# Coconut Caves and Tanins



## snowflakie (Apr 22, 2010)

I bought a premade "all natural" coconut cave today and I know you should boil them to release the tanins, anyone know how many times you should boil it before it is "safe" to put in your fish tank? I'm on pot 6 of fresh water now and it's still pretty dark when I am done 


(I know I could have made one DIY cheaper, but don't have the proper tools)


----------



## dean9922 (Apr 21, 2010)

I made my own coconut caves for my rock kribs and it took me about 8 boils before the water ran clear.....good luck


----------



## Atom (Apr 21, 2010)

Funny...I also got another coconut cave today too! Just finished boiling it for 30 minutes to release some tannins BUT I boil it mostly to kill anything that might be on it. I have other coconut caves in my bowls and tanks and they don't leech much anymore.

I don't think tannins are harmful to fish so it should be fine if it leaks some tannins. Your filter will eliminate some of the yellow colouring.

Correct me if I'm wrong though.


----------



## snowflakie (Apr 22, 2010)

ok... just as long as I know it will eventually boil clear, I will keep at it. lol Maybe I'll continue this tomorrow.  Stupid work getting in the way of my fishy projects!


----------



## crazy72 (Apr 22, 2010)

Atom said:


> Funny...I also got another coconut cave today too! Just finished boiling it for 30 minutes to release some tannins BUT I boil it mostly to kill anything that might be on it. I have other coconut caves in my bowls and tanks and they don't leech much anymore.
> 
> I don't think tannins are harmful to fish so it should be fine if it leaks some tannins. Your filter will eliminate some of the yellow colouring.
> 
> Correct me if I'm wrong though.


I'm no expert but from what I read most fish actually like tannins. It is said to help induce spawning in many species. It's mostly aquarists who tend not to like them so much. 

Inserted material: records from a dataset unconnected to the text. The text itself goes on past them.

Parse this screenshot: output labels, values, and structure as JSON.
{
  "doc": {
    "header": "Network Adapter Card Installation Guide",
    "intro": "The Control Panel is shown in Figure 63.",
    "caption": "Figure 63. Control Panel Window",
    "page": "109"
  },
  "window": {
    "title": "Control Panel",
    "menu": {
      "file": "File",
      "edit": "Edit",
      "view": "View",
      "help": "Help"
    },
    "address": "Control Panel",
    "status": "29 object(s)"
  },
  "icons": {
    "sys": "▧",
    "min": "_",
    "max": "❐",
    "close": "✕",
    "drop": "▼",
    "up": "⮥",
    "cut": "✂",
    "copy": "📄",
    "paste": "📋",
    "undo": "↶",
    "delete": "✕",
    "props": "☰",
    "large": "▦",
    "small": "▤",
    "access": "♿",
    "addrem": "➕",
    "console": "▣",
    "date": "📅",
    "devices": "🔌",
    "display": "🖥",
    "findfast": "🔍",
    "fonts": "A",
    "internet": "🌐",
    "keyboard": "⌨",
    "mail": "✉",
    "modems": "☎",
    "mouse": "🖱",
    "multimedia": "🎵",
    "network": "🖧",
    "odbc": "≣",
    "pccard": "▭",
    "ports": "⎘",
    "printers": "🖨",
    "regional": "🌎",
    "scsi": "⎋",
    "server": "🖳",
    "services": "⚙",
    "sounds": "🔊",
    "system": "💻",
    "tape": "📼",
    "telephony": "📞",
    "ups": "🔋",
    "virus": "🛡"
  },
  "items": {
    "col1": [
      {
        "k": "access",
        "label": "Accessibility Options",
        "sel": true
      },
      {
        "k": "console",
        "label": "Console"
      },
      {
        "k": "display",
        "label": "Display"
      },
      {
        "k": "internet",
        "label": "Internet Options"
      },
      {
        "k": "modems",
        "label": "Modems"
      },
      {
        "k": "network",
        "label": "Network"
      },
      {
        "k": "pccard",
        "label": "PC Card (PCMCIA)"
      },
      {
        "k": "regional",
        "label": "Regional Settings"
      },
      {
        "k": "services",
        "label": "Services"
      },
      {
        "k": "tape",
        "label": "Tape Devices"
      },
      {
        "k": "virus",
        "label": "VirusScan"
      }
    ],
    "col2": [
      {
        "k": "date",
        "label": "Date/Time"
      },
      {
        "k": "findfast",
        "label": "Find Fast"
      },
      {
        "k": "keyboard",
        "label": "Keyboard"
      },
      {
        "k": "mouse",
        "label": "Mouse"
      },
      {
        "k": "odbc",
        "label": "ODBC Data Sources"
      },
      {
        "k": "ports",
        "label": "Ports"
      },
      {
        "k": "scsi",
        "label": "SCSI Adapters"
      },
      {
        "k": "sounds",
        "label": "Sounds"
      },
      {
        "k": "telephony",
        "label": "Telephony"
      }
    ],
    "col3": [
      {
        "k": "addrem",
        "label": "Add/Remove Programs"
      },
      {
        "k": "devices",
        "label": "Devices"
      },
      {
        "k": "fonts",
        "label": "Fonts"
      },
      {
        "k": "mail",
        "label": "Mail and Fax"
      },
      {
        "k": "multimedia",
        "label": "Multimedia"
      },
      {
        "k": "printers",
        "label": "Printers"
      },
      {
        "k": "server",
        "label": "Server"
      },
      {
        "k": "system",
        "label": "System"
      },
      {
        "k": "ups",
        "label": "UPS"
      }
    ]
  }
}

I also only boiled my DYI coconuts for 10 minutes or so, mostly to kill possible germs.


----------



## NegativeLogic (Apr 25, 2010)

I made one, gave up after about the 10th boiling and decided to live with the tannins for a while. It really wasn't much of an issue.


----------



## davefrombc (Apr 21, 2010)

I made a couple of caves .. boiled them once.. Let them soak in a plastic bucket over several days and water changes before putting two of them in a community tank. Tannins have not been any problem at all. Very shortly after putting the caves in the tank,a pair of young kribs decided to claim one and produce a batch of fry of their own.


----------



## pistolpete (May 2, 2010)

I never boiled mine at all and did not notice much tannin release at all. IMO boiling damages cell structure and actually promotes tannin release.


----------



## onefishtwofish (Apr 21, 2010)

doesnt tannin lower ph and soften so maybe not good for africans?
otherwise would be cool


----------



## pistolpete (May 2, 2010)

Vancouver water is already very soft and slightly acidic most of the year. So the benefits of added tannins are slim. Many people don't like the light brown color tannins can produce in water. Weekly water changes usually take care of this, unless you have a lot of wood in the tank.


----------



## snowflakie (Apr 22, 2010)

it looks cool, I want to get some java moss and put it on, then it'll look like a real cave. I don't think boiling it would damage the cell structure. I boiled mine 10-15min boils and even the 10th time the water was a slight brown colour (this first was BLACK). So far my betta hasn't decided to sleep in it, prefering a rocky corner. He'll learn, or the shrimps will claim it. lol


----------



## rgrling (Apr 22, 2010)

gonna resurrect this ancient thread... Anyone know where I can find coconuts in Richmond?

(Never thought that my aquarium hobby would have me searching for tropical fruit!)


----------



## mislisa (Feb 18, 2011)

if you're looking to make your own, check around at the larger grocery stores. otherwise, you might be able to find them in the reptile section at a pet store.


----------



## crazy72 (Apr 22, 2010)

I have several carved shells that I won't need any more. I work in Richmond (near No6 Road and Westminster Highway). I'm happy to give you a couple if you can meet there during the day. PM me if interested.


----------



## rgrling (Apr 22, 2010)

thanks, crazy72, that would save me a lot of DIY effort and time! Will PM you now.


----------



## Atom (Apr 21, 2010)

You can always go into the reptile section at a shop like PJ's or petsmart. I have gotten them there before.


----------